The Parthian shot and its curious impact on fashion

(66th Annual Meeting of the PIAC Göttingen, 2024)

“You wound, like Parthians, while you fly, and kill with a retreating eye.” 1

The Parthian shot – an equestrian feat of Central Asian origin that demanded highly developed archery and riding skills – has gone down in history and lives on, even today, as a metaphor in the English language. It refers to a devastating remark delivered over the shoulder of its speaker, just seconds before he or she departs the scene of a lively discussion.

The origin of the Parthian shot is a direct reference to the hit-and-run tactics of the light-cavalry in Central Asia, that was afterwards adopted by other cultures and peoples. These tactics relied on diverting opposing troops deployed in traditional maneuvers by creating the greatest possible havoc by disconcerting, distracting and diverting them from their original battle plans.

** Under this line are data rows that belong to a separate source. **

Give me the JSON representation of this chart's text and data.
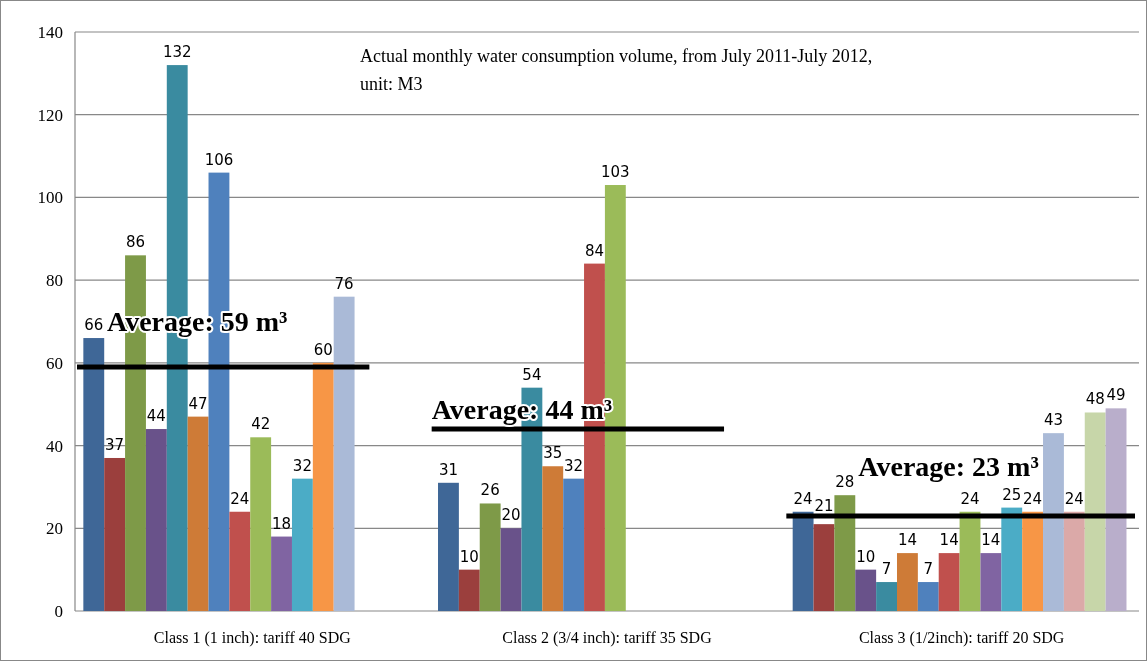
{
  "chart_data": {
    "type": "bar",
    "title": "Actual monthly water consumption volume, from July 2011-July 2012, unit: M3",
    "categories": [
      "Class 1 (1 inch): tariff 40 SDG",
      "Class 2 (3/4 inch): tariff 35 SDG",
      "Class 3  (1/2inch): tariff 20 SDG"
    ],
    "series": [
      {
        "color": "#3f6797",
        "values": [
          66,
          31,
          24
        ]
      },
      {
        "color": "#9b3f3d",
        "values": [
          37,
          10,
          21
        ]
      },
      {
        "color": "#7e9a48",
        "values": [
          86,
          26,
          28
        ]
      },
      {
        "color": "#69528a",
        "values": [
          44,
          20,
          10
        ]
      },
      {
        "color": "#3a8ba0",
        "values": [
          132,
          54,
          7
        ]
      },
      {
        "color": "#ce7b37",
        "values": [
          47,
          35,
          14
        ]
      },
      {
        "color": "#4f81bd",
        "values": [
          106,
          32,
          7
        ]
      },
      {
        "color": "#c0504d",
        "values": [
          24,
          84,
          14
        ]
      },
      {
        "color": "#9bbb59",
        "values": [
          42,
          103,
          24
        ]
      },
      {
        "color": "#8064a2",
        "values": [
          18,
          null,
          14
        ]
      },
      {
        "color": "#4bacc6",
        "values": [
          32,
          null,
          25
        ]
      },
      {
        "color": "#f79646",
        "values": [
          60,
          null,
          24
        ]
      },
      {
        "color": "#aabad7",
        "values": [
          76,
          null,
          43
        ]
      },
      {
        "color": "#dba9a8",
        "values": [
          null,
          null,
          24
        ]
      },
      {
        "color": "#c7d6a9",
        "values": [
          null,
          null,
          48
        ]
      },
      {
        "color": "#b9aecb",
        "values": [
          null,
          null,
          49
        ]
      }
    ],
    "ylim": [
      0,
      140
    ],
    "yticks": [
      0,
      20,
      40,
      60,
      80,
      100,
      120,
      140
    ],
    "grid": "y",
    "data_labels": true,
    "ref_lines": [
      {
        "axis": "y",
        "value": 59,
        "label": "Average: 59 m³",
        "color": "#000000"
      },
      {
        "axis": "y",
        "value": 44,
        "label": "Average: 44 m³",
        "color": "#000000"
      },
      {
        "axis": "y",
        "value": 23,
        "label": "Average: 23 m³",
        "color": "#000000"
      }
    ]
  }
}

What does this have to do with fashion? Or indeed with the Parthians? This paper is about one distinctive feature of light-cavalry clothing that made its way West and can still be found in our fashion today.

1 In Samuel Butler’s poem, in 1678 “An Heroical Epistle of Hudibras to His Lady”, the poet describes the acoustical version of the Parthian shot as having a devastating effect similar as to that of horse archers dispatching arrows at their pursuers over the rump of their galloping horses.